Atrás de Orlen, pessoas assustadas e com medo, todas com uma expressão de terror.
— Alguém ferido? — observou Yara.
— Ninguém ficou ferido, mas algumas pessoas ainda estão lá fora. Alguns guardas estão tentando cuidar disso — respondeu ele.
— Não… não… não… — repetiu Lynn, colocando uma de suas mãos sob sua cabeça, como se estivesse sentindo alguma dor. — É Christa, ela está em perigo, pude ouvir a voz dela…
— Tem certeza que era mesmo a voz dela? — perguntou Orlen.
— Você ouviu a voz dela? O que mais você viu? — Yara colocou uma de suas mãos em seu ombro, para que se mantivesse calma.
— Christa é a única de pé, ela está lutando sozinha contra Kian… Yara, você precisa ajudá-la!
— Eu irei — disse ela com determinação.
— Tome cuidado — alertou Orlen.
Yara assentiu e se retirou logo em seguida.

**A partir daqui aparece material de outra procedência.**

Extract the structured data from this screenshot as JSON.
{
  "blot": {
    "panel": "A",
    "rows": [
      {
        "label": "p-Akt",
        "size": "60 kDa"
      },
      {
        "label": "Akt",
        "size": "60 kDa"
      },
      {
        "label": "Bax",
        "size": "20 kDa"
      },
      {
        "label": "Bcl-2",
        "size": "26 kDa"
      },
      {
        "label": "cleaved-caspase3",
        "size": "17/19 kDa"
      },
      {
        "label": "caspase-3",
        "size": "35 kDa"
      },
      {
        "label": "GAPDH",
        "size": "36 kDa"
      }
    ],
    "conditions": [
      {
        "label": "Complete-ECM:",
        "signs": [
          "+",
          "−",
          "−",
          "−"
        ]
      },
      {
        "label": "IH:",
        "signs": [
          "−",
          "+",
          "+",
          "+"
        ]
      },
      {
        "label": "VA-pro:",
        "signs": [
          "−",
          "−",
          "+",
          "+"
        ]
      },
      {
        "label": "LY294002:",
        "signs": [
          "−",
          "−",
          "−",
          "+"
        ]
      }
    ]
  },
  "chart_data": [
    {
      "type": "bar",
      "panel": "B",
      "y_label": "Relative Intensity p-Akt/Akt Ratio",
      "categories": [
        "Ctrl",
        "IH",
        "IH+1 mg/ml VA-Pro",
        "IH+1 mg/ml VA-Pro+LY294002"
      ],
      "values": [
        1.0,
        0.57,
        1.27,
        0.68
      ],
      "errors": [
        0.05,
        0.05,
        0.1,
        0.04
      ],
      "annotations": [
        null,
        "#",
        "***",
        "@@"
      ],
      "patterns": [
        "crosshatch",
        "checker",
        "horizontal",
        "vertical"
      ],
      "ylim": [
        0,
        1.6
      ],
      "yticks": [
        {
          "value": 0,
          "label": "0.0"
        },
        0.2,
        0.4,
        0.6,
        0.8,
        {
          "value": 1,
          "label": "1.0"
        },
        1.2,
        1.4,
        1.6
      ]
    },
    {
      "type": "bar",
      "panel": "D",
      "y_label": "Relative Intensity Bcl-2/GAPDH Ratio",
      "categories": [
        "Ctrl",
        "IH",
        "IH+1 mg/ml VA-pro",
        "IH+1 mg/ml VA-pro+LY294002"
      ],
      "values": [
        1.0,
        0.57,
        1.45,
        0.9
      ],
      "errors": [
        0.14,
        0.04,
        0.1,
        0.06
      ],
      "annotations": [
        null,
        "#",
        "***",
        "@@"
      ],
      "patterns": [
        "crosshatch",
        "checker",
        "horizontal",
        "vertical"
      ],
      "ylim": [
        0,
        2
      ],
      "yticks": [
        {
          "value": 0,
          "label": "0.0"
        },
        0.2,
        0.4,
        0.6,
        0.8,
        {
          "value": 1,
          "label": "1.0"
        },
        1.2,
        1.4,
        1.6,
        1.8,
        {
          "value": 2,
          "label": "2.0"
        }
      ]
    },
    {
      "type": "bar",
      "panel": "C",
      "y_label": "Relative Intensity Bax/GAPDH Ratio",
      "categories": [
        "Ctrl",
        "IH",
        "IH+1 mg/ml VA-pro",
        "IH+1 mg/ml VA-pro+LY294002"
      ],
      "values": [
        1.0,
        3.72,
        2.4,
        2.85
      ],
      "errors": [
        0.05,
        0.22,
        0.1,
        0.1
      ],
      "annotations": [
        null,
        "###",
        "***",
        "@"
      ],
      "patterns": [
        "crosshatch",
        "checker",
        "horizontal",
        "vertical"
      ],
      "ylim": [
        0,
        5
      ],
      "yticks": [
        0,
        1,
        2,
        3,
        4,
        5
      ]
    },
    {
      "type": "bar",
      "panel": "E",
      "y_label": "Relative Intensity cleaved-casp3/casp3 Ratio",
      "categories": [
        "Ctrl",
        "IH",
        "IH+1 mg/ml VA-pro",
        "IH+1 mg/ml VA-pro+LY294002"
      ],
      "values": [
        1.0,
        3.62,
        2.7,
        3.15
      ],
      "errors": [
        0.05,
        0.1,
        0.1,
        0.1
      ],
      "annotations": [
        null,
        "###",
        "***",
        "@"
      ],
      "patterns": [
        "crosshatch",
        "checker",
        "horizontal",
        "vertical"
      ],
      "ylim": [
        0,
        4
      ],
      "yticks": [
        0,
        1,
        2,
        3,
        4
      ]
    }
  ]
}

Quando enfim saiu pela porta da frente, novamente se deparou com outro demônio, um pouco menor do que o anterior, mas igual em aparência.
Ela se preparou para lutar, tomando uma postura mais cuidadosa, mas quando segurou em sua lança, viu a criatura desaparecer aos poucos diante sua frente. Kian estava perdendo suas forças, a batalha estava chegando ao fim.
Boa parte da fumaça ainda cobria sua visão, mas se pudesse sentir Kian, poderia saber onde estava Christa.
Que a força esteja comigo outra vez. Não me decepcione.
— Quando conseguirei usar a força? Por mais que eu treine todos os dias, eu não tenho progresso algum… — disse a pequena Yara.
— Por que acha que não está tendo progresso em seu treinamento, senhorita Yara?
— Eu não sei… talvez só não esteja totalmente empenhada, ou então não nasci pra isso — respondeu.
— É isso o que acha? Essa é a sua desculpa, Yara? — sua avó a advertiu. — Me responda uma coisa, você pode ouvir essas vozes?
— Não… não ouço nada.
— Porque não quer ouvir. Não confia na força ainda — retrucou ela. — Você e a força são um só, se achar que não é capaz, não estará confiando na força.
Eu sou a força e a força está comigo.
Fechou os olhos e tentou abrir o seu espírito, e lá estava, uma forte e ofuscante luz em seu interior. Brilhante como no mínimo, a luz de uma vela, que conforme se concentrava, ficava ainda mais intensa como um incêndio. Podia senti-la tão brilhante como o sol, com tanta luz emanando dela que Yara temia ficar cega. Honestamente, no entanto, aquilo não importava. Fosse uma fagulha ou uma pira, qualquer conexão com a força afastava as trevas.
Yara mergulhou em sua luz interior, buscando sentir os pontos de conexão com outras vidas. Muito perto, sentiu uma grande fonte de poder, era Kian. Ela respirou fundo e se deixou ser guiada pela força… então atirou uma flecha em direção ao mesmo.
— Você… — Kian se virou assim que sentiu a presença da garota.